5 stars

In their third album, Days of Abandon, The Pains of Being Pure at Heart almost ditched their last album’s heart bursting intensity. Frontman Kip Berman, once a starry-eyed “heart on his sleeve” daydreamer serenading anyone in earshot, now sounds like a young romantic who has seen his share of heartbreaks & the pains of unrequited love. The tracks on the album aren’t about head-spinning, chest-swelling love anymore but now have more complexities, complications and none of the naivety previously seen. The band aren’t clamouring for arena-rock status, they’re just happy making good music which shows in the bookish & fuzzy aesthetic of the album.

Moving away from the bouncy ballad young love found on their previous album Belong, Days of Abandon is subtler and more graceful. The first song on the album, ‘Art Smock’ might just be the most delicate song on the album but more tellingly, it’s easily the most nostalgic as well; a sweet-and-sour remembrance of a relationship-that-wasn’t. The lyrics are sensitive & sublime, and the hook hits devastatingly close to home but still feels tender: “Should have guessed it was going to fall/To pieces in my hands again”. From the very first notes, ‘Art Smock’ feels more reflective and wistful. It’s a look at the present through the lens of the past, in which Berman allows a lived-in experience step in and take over resulting in untampered passion. The next song ‘Simple and Sure’ is bursting with breezy and tight arrangements, meditative melodies, and beautifully poignant lyricism, making it a simultaneously boyish and mature exploration of love, longing and everything in-between. ‘Life After Life’ lyrics: “The flowers he gave me have wilted/ But I keep them, like I keep him” tell us that not all love lasts forever and most dries up like flowers in a vase—but with every heartbreak comes a well-earned lesson, a souvenir to keep until the next one comes along.

The next tracks ‘Coral & Gold’, ‘Beautiful You’, ‘Masokissed’ and ‘Until the Sun Explodes’ all feel like they have some sort of wrinkles—anxious memories, telling recollections, none-too-idyllic scenes from the past—which are all over Abandon. Berman’s certainly turned in sweeter, more rousing sets, but he’s never written anything that feels quite so true to life.
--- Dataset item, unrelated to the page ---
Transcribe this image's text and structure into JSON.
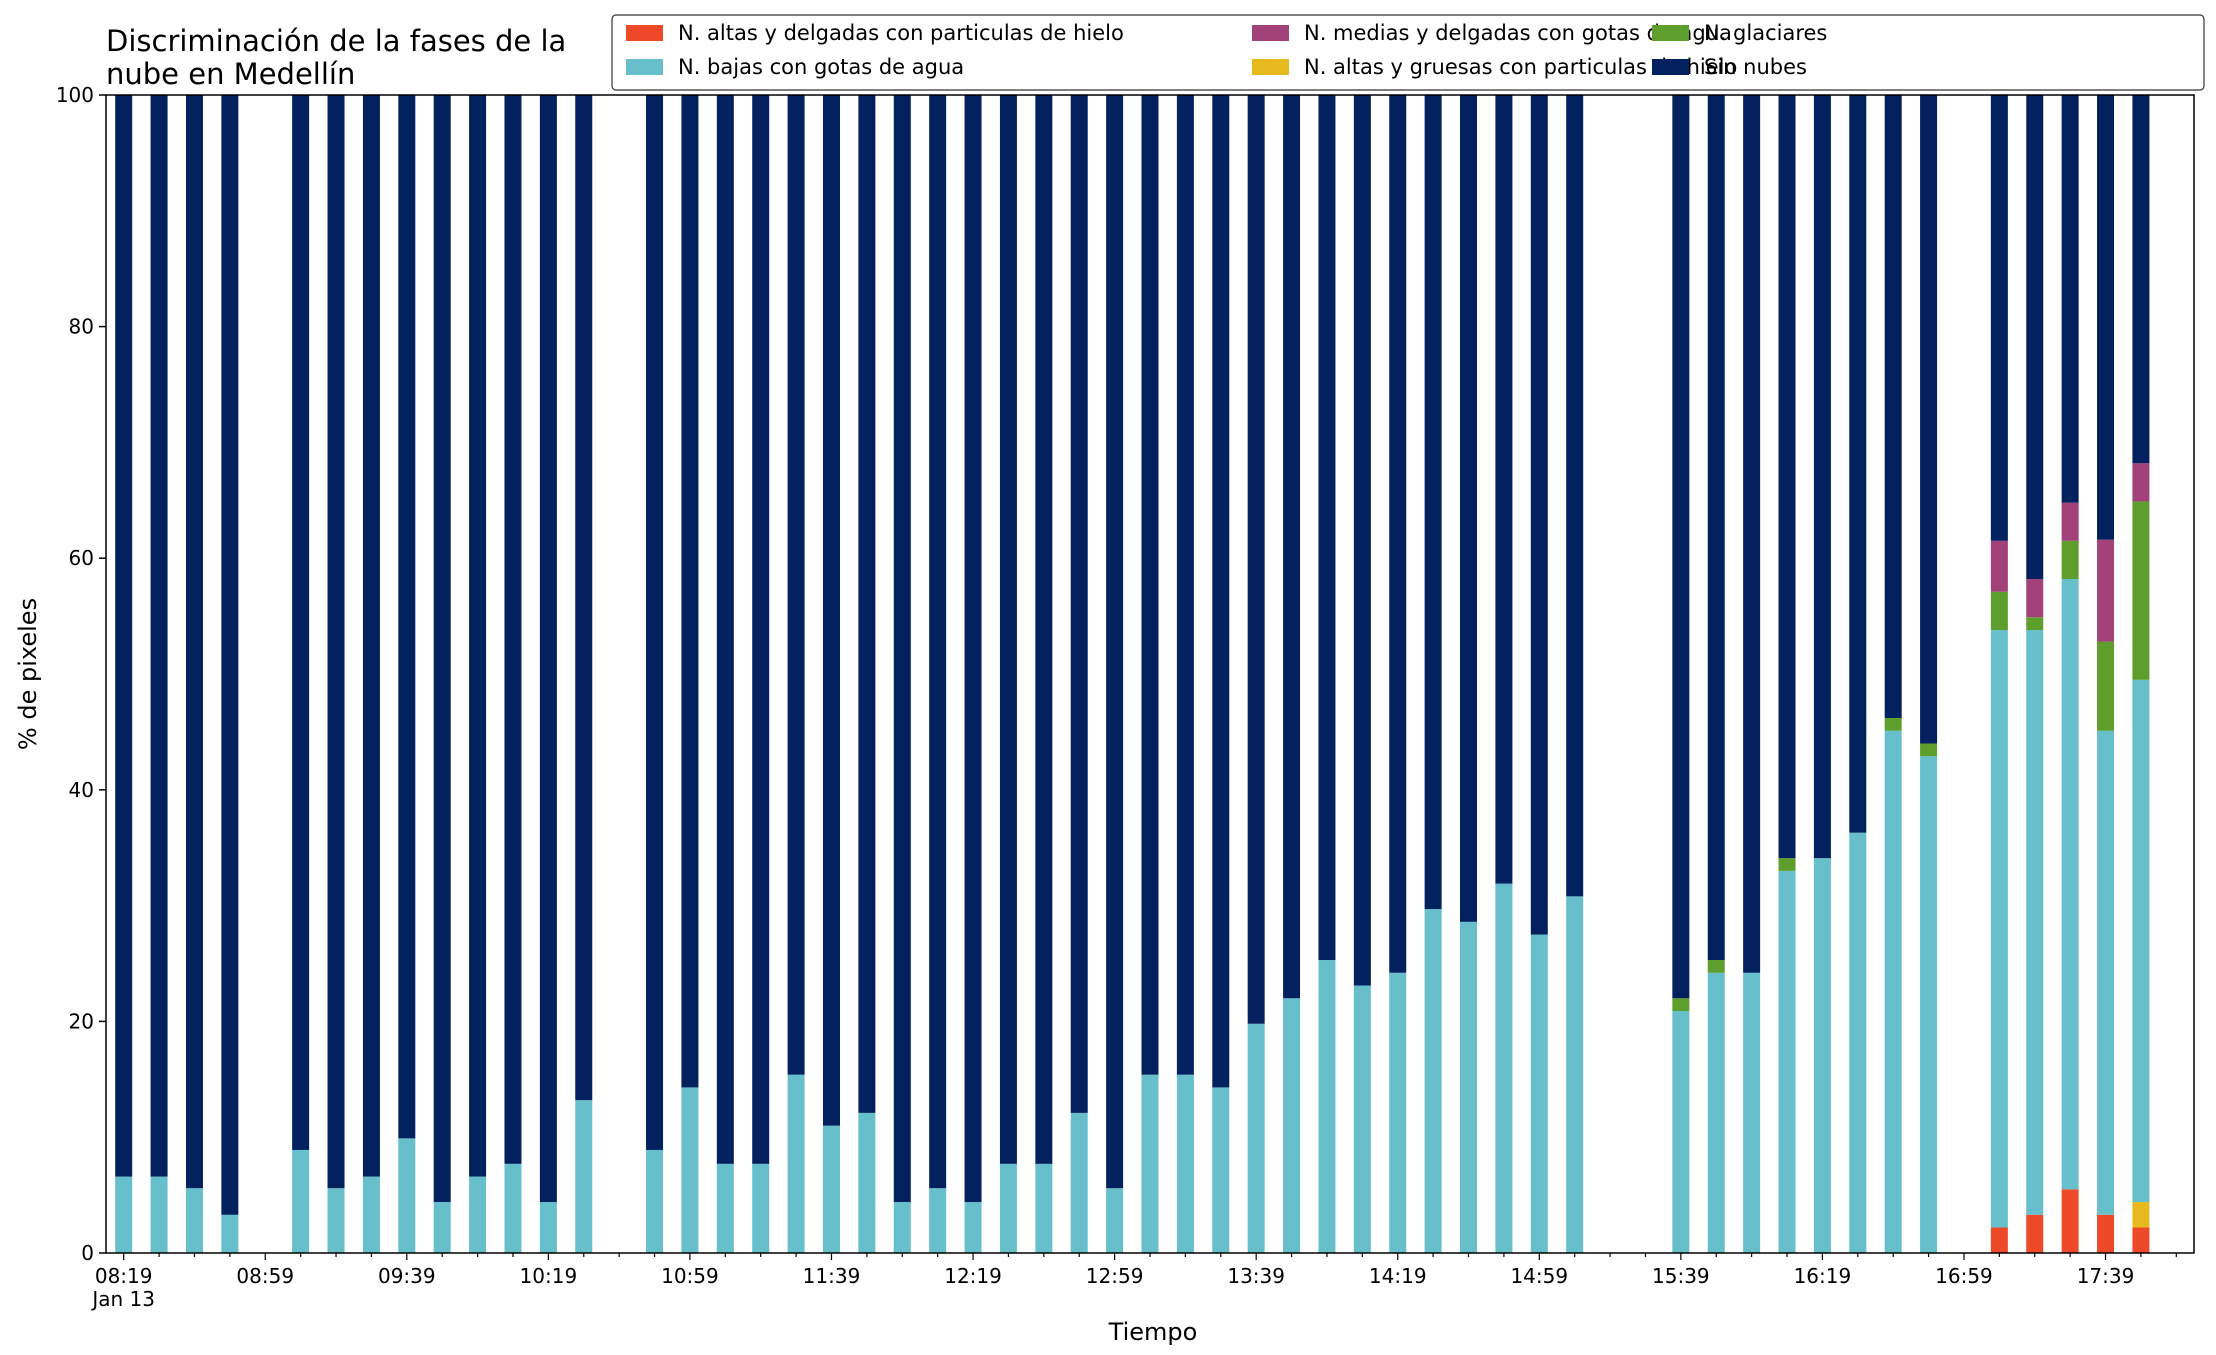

On the first contact, Abandon can come across as muted and brittle but musically, Abandon is the fizziest Pains record yet: say goodbye to the plumes of distortion, and instead, the album greets you with records full of a crisp, effervescent gallop, that splits its time between dreamy balladry and spotless indie-pop. Days of Abandon is the sound of a young man in flux, with Berman’s calling it his most personal work yet, and you can sense that he has applied his life lessons to the music from writing about all the tiny victories & painful heartbreaks that come from being young & in love.